In August, the Council elected Delegate H. Morgan Griffith to chair the Council, with Senator Edd Houck elected as vice-chair. The Council also bid farewell to outgoing Council members John B. Edwards and W. Wat Hopkins, both original members of the Council whose membership terms expired July 1, 2008. The Council welcomed new members Forrest M. "Frosty" Landon, appointed by the Senate Committee on Rules, and John G. Selph, appointed by Speaker of the House of Delegates, to fill these vacancies.

Finally the Council adopted, by a vote of 6 to 5, a formal statement concerning the conduct of electronic meetings promoting face-to-face meetings as the preferred standard. The statement of principle, as adopted by the Council, reads as follows:

The Freedom of Information Advisory Council believes that technology can expand public monitoring of and participation in the affairs of government. It also believes representative government is best served when public officials meet face-to-face in regularly scheduled public meetings.

One of the primary responsibilities of accepting public office is the regular participation in face-to-face public meetings. The Council believes such meetings should continue to be the rule rather than the exception.

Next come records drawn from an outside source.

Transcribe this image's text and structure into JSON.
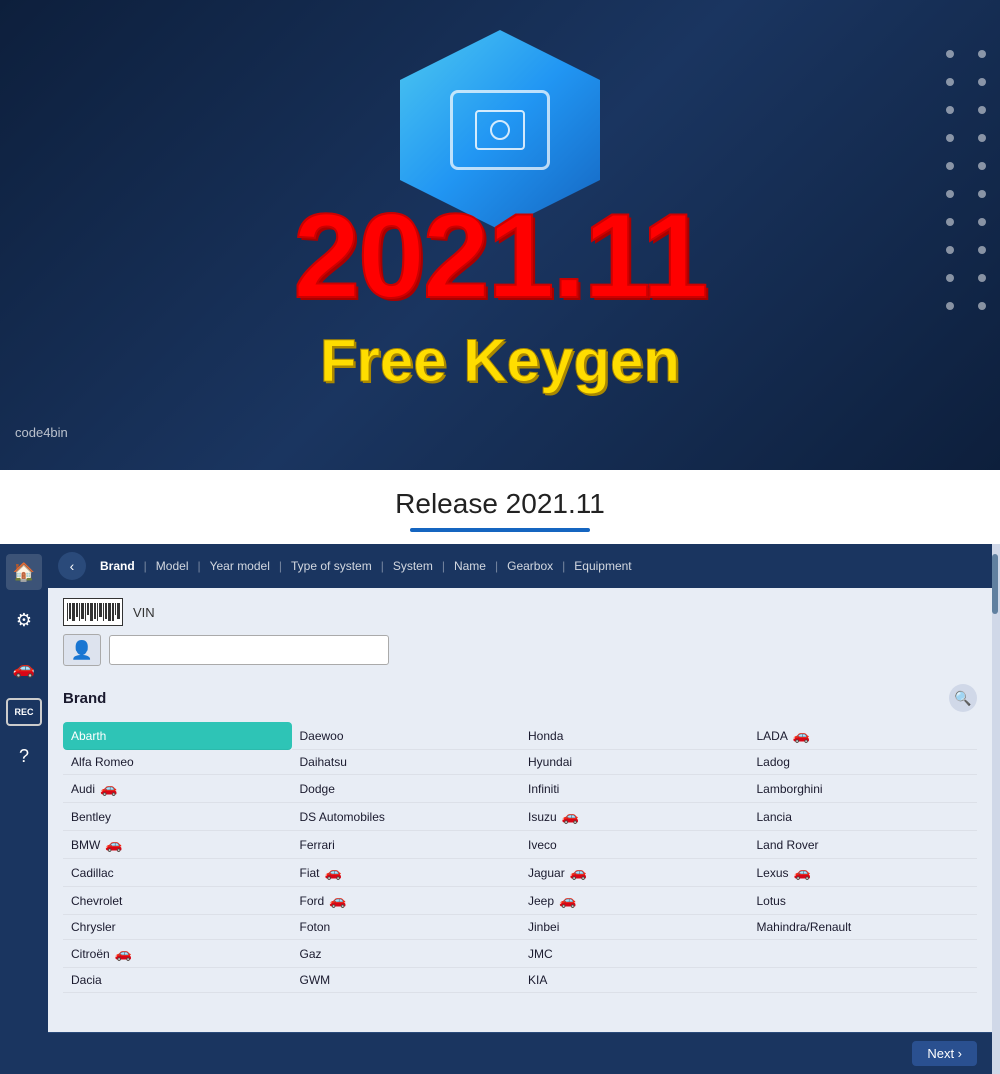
{
  "hero": {
    "version": "2021.11",
    "subtitle": "Free Keygen",
    "watermark": "code4bin"
  },
  "release_bar": {
    "title": "Release 2021.11"
  },
  "nav_tabs": {
    "back_label": "‹",
    "tabs": [
      "Brand",
      "Model",
      "Year model",
      "Type of system",
      "System",
      "Name",
      "Gearbox",
      "Equipment"
    ]
  },
  "vin_section": {
    "label": "VIN"
  },
  "brand_section": {
    "title": "Brand",
    "brands_col1": [
      "Abarth",
      "Alfa Romeo",
      "Audi",
      "Bentley",
      "BMW",
      "Cadillac",
      "Chevrolet",
      "Chrysler",
      "Citroën",
      "Dacia"
    ],
    "brands_col2": [
      "Daewoo",
      "Daihatsu",
      "Dodge",
      "DS Automobiles",
      "Ferrari",
      "Fiat",
      "Ford",
      "Foton",
      "Gaz",
      "GWM"
    ],
    "brands_col3": [
      "Honda",
      "Hyundai",
      "Infiniti",
      "Isuzu",
      "Iveco",
      "Jaguar",
      "Jeep",
      "Jinbei",
      "JMC",
      "KIA"
    ],
    "brands_col4": [
      "LADA",
      "Ladog",
      "Lamborghini",
      "Lancia",
      "Land Rover",
      "Lexus",
      "Lotus",
      "Mahindra/Renault"
    ],
    "car_icons_col1": [
      false,
      false,
      true,
      false,
      true,
      false,
      false,
      false,
      true,
      false
    ],
    "car_icons_col2": [
      false,
      false,
      false,
      false,
      false,
      true,
      true,
      false,
      false,
      false
    ],
    "car_icons_col3": [
      false,
      false,
      false,
      true,
      false,
      true,
      true,
      false,
      false,
      false
    ],
    "car_icons_col4": [
      true,
      false,
      false,
      false,
      false,
      true,
      false,
      false
    ],
    "selected": "Abarth"
  },
  "sidebar": {
    "icons": [
      "home",
      "settings",
      "car"
    ],
    "rec_label": "REC",
    "question_label": "?"
  },
  "bottom": {
    "next_label": "Next ›"
  }
}
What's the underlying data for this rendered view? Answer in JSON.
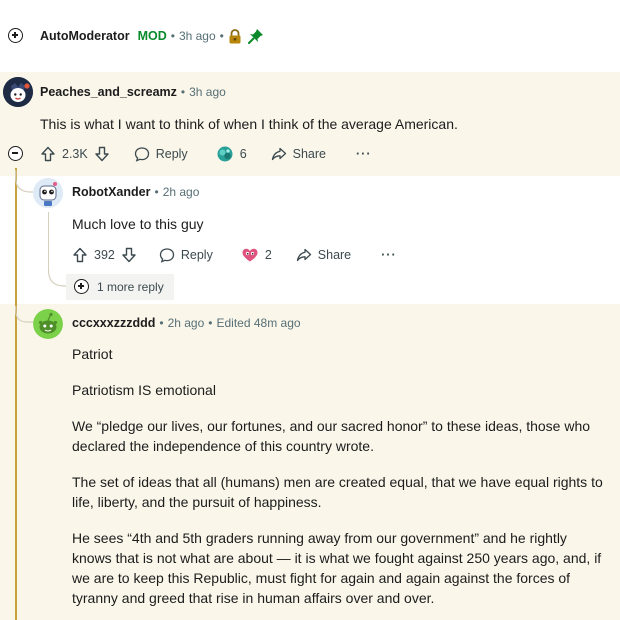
{
  "automod": {
    "author": "AutoModerator",
    "badge": "MOD",
    "time": "3h ago"
  },
  "comment1": {
    "author": "Peaches_and_screamz",
    "time": "3h ago",
    "text": "This is what I want to think of when I think of the average American.",
    "upvotes": "2.3K",
    "reply_label": "Reply",
    "award_count": "6",
    "share_label": "Share",
    "more_label": "···"
  },
  "comment2": {
    "author": "RobotXander",
    "time": "2h ago",
    "text": "Much love to this guy",
    "upvotes": "392",
    "reply_label": "Reply",
    "award_count": "2",
    "share_label": "Share",
    "more_label": "···",
    "more_replies": "1 more reply"
  },
  "comment3": {
    "author": "cccxxxzzzddd",
    "time": "2h ago",
    "edited": "Edited 48m ago",
    "paragraphs": [
      "Patriot",
      "Patriotism IS emotional",
      "We “pledge our lives, our fortunes, and our sacred honor” to these ideas, those who declared the independence of this country wrote.",
      "The set of ideas that all (humans) men are created equal, that we have equal rights to life, liberty, and the pursuit of happiness.",
      "He sees “4th and 5th graders running away from our government” and he rightly knows that is not what are about — it is what we fought against 250 years ago, and, if we are to keep this Republic, must fight for again and again against the forces of tyranny and greed that rise in human affairs over and over."
    ]
  },
  "colors": {
    "highlight_bg": "#faf6ea",
    "mod_green": "#0a8a2a",
    "thread_gold": "#c6a23d"
  },
  "icons": [
    "expand-icon",
    "lock-icon",
    "pin-icon",
    "upvote-icon",
    "downvote-icon",
    "reply-icon",
    "award-icon",
    "share-icon",
    "more-icon",
    "collapse-icon"
  ]
}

As technology advances, the use of electronic meetings will accelerate. As that occurs, the FOIA Council will continue to balance the preference for face-to-face meetings against the emerging technology in light of the clear policy statement of FOIA to afford citizens every opportunity to witness the operation of government, "since at all times the public is to be the beneficiary of any action taken at any level of government."
___________________________________
(*1) In brief, SB 529 concerned public access to concealed carry handgun permits; HB 858 and SB 647 were identical bills that would have provided an exemption for records of a publicly owned museum that could be used to identify an individual who donates or loans one or more items of personal property to the museum; four bills concerned different aspects of access to social security numbers (SSNs): HB 1087 would have exempted SSNs contained in local government records, HB 1088 would have exempted SSNs contained in records of the Department of Game and Inland Fisheries, HB 1096 would have established the Protection of Social Security Numbers Act, and HB 1102 would have provided a general FOIA exemption for SSNs.
(*2) Chapters 276 and 557 of the 2008 Acts of Assembly (SB 423 (Puckett/HB 1332 (Landes)).
(*3) Chapters 840 and 843 of the 2008 Acts of Assembly, amending the Government Data Collection and Dissemination Practices Act.
(*4) 5 U.S.C. § 552a Note ("Section 7" refers to § 7 of Pub. L. No. 93-579, 88 Stat. 1909 (1974)).
(*5) Apparently the federal circuit courts are split on these points, and there is no relevant precedent in the Fourth Circuit.
(*6) Id. (the relevant portions of Section 7 read as follows: "(a)(1) It shall be unlawful for any Federal, State, or local government agency to deny any individual any right, benefit, or privilege provided by law because such individual's refusal to disclose his social security account number .... (b) Any Federal, State, or local government agency which requests an individual to disclose his social security account number shall inform that individual whether that disclosure is mandatory or voluntary, by what statutory or other authority such number is solicited, and what uses will be made of it.")
(7*) Code § 59.1-443.2.
(*8) In full, the Court concluded "that Virginia Code §59.1-443.2 is unconstitutional as applied to Ostergren's website as it presently exists. However, given the significant public interest issues presented by the spreading of SSNs on the Internet, the Court will require further briefing on the propriety and scope of an injunction other than with respect to Ostergren's website as it exists."